Do you know the difference between emotional and physical hunger? How often do you find yourself in the following situations?
You have an argument with your significant other and, all of a sudden, you find yourself eating a pint of Ben and Jerry’s.
Your kids are being kids but your patience is wearing thin, and you find yourself standing in front of the pantry or refrigerator surfing for that certain something…but nothing looks that good.
You have a lousy day at work, go out for dinner, and have a “what the heck” moment, eating until you are stuffed.
You are working on the computer and eating something out of a bag or container and, all of a sudden, your hand hits the bottom and you realize you can’t even remember what you just ate.
These are examples of emotional eating. Everyone has, at some point in his or her life, had an emotional eating episode; however, it may become a problem when you find yourself eating more for emotional than physical reasons on a regular basis. Additionally, emotional eating can trigger guilt and shame, compounding an already altered mood, and, therefore, lead to restricting eating or binging. Typical emotions that may lead to emotional eating are anger, stress, loneliness, boredom, sadness, anxiety, or even happiness. With practice, you can learn the difference between the two types of hunger and experiment with different techniques to use when emotional hunger is intense. I often use the descriptions of the two hunger types from Doreen Virtue’s book Constant Craving A-Z.

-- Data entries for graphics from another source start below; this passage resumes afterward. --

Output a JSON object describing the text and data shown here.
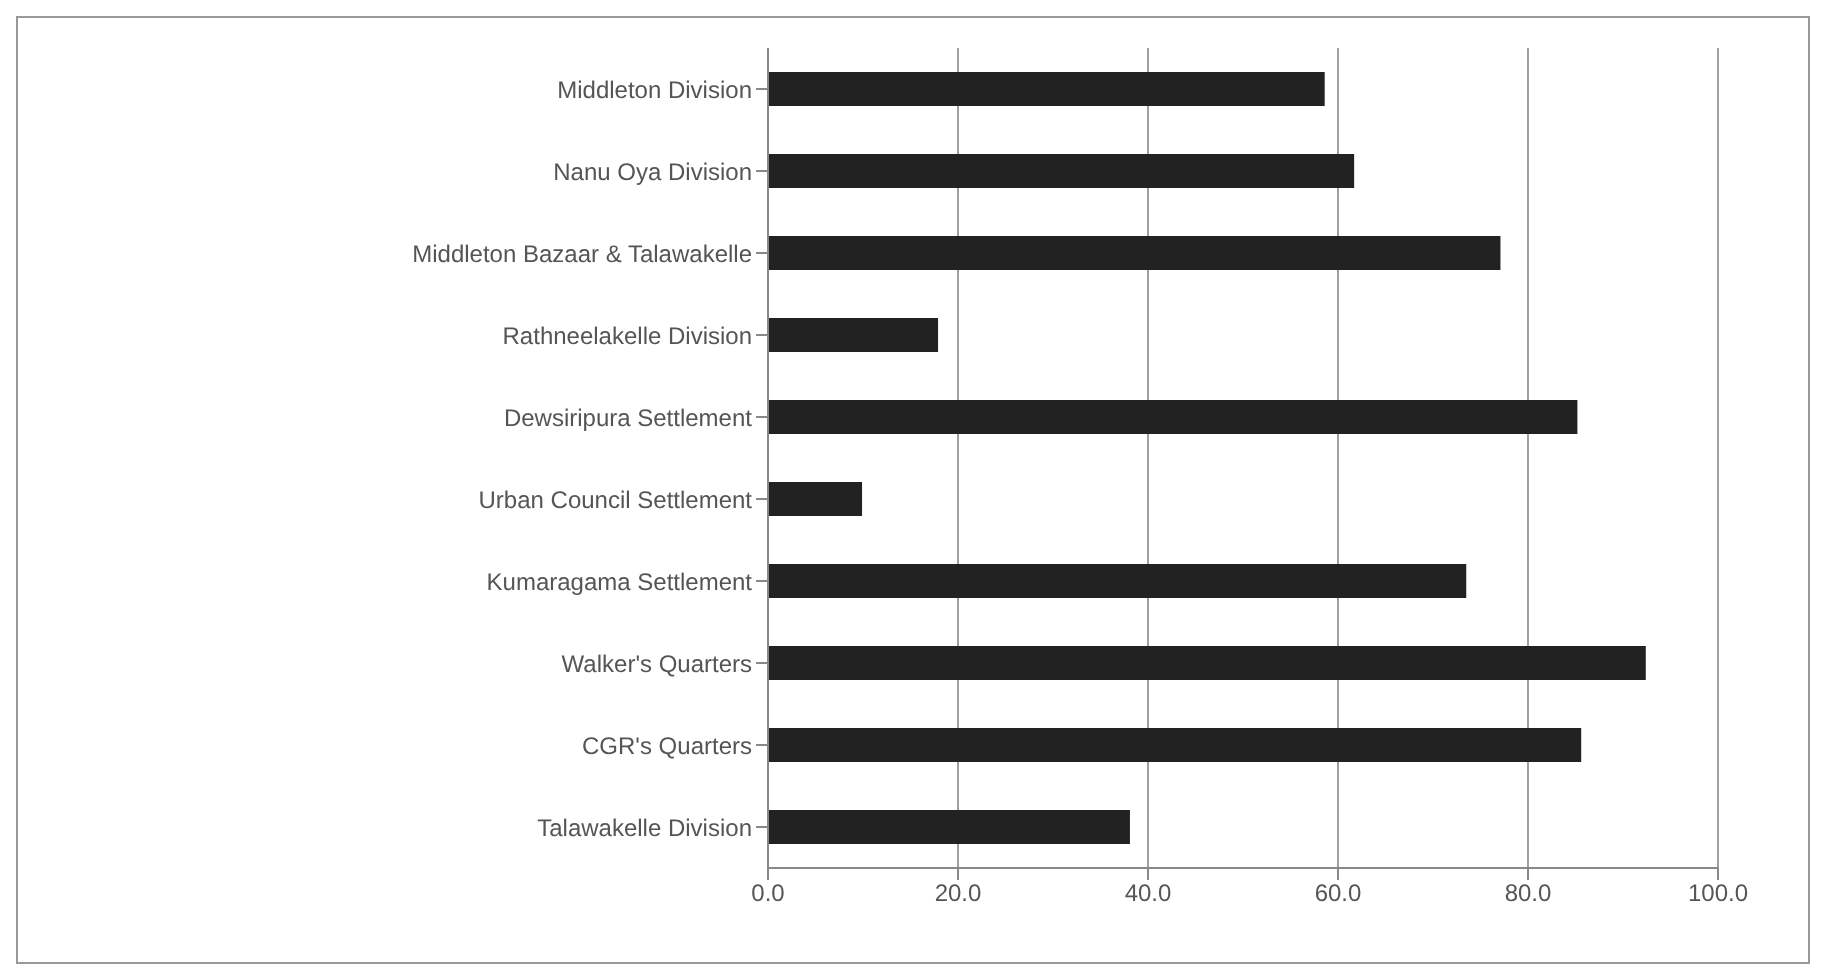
{
  "chart_data": {
    "type": "bar",
    "orientation": "horizontal",
    "categories": [
      "Middleton Division",
      "Nanu Oya Division",
      "Middleton Bazaar & Talawakelle",
      "Rathneelakelle Division",
      "Dewsiripura Settlement",
      "Urban Council Settlement",
      "Kumaragama Settlement",
      "Walker's Quarters",
      "CGR's Quarters",
      "Talawakelle Division"
    ],
    "values": [
      58.6,
      61.7,
      77.1,
      17.9,
      85.2,
      9.9,
      73.5,
      92.4,
      85.6,
      38.1
    ],
    "color": "#222222",
    "xlim": [
      0,
      100
    ],
    "xticks": [
      {
        "value": 0,
        "label": "0.0"
      },
      {
        "value": 20,
        "label": "20.0"
      },
      {
        "value": 40,
        "label": "40.0"
      },
      {
        "value": 60,
        "label": "60.0"
      },
      {
        "value": 80,
        "label": "80.0"
      },
      {
        "value": 100,
        "label": "100.0"
      }
    ],
    "grid": "x"
  }
}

Quick onset: You may just be plugging along during the day and, all of a sudden, you are famished beyond reason.
Craving one specific food: This is usually something chocolate, salty, crunchy, or high fat. I have yet to meet someone who craves a salad topped with wild salmon and fresh vegetables when emotional.
Generally paired with an upsetting situation or emotion: Often, you will find yourself eating right after you experience the emotion.
Mindless eating: You eat without paying attention or even being able to recall what was eaten.
Passing the point of fullness: You may eat until you are uncomfortable.
Promising to start your diet tomorrow because you feel bad about what you just ate. Doreen Virtue said, “[T]he paradox of emotional overeating is that the person eats to feel better and ends up beating him/herself up for eating cookies, cakes, or cheeseburgers.”
It is patient, builds gradually, and is based on stomach hunger. It’s probably been several hours since you have eaten a meal or a snack; you feel your stomach grumbling, or you may even feel symptoms of low blood sugar.
A variety of foods sound good to you. You may be thinking of a particular food, but if it’s not available you, you don’t get upset or overthink it.
Emotions don’t dictate your eating schedule. You eat when you feel a physical sensation of hunger in your stomach.
You are aware of what you are eating; you take the time to prepare something you are interested in and know will fuel your body. You may also take the time to prepare a place setting, sit down when you eat, and focus on your food—not on work, a newspaper or magazine, or the TV.
You can stop when you are satisfied, leaving food behind if you have served more than you ended up needing.
You eat to fuel and nourish your body. Virtue said, “When the intent behind eating is based in physical hunger, there is no guilt or shame. The person realizes that eating food, like breathing oxygen, is a necessary behavior.”
If you find yourself in a pattern of emotional eating, there are a number of techniques you can utilize to help break the cycle:
Acknowledge you are not physically hungry and that food cannot solve the problem at the moment.
Have a list of self-care activities that substitute for eating and commit to trying one of them when you find yourself refrigerator or pantry surfing: listening to music, deep breathing, taking a short walk, journaling, pinning away on Pinterest, calling a friend, or playing a game on your smartphone.
Set a timer on your phone. Try waiting anywhere from 10–20 minutes to see if the urge passes.
Sometimes using food journals is an effective way to see patterns of emotional eating. Track your hunger and fullness at each meal, taking note of your emotions as well. After some time, you may start to see patterns, such as eating while watching TV or when you are bored.
Last, but not least, if you are really craving something like a piece of chocolate, it’s better to simply have some chocolate in moderation. If you don’t, then you may end up eating your way through the pan-try…and still eating the chocolate.
Learning to eat for primarily physical reasons can take some time, but the more you practice, the better you get. You will also be able to more quickly recognize the difference between physical hunger and emotional hunger.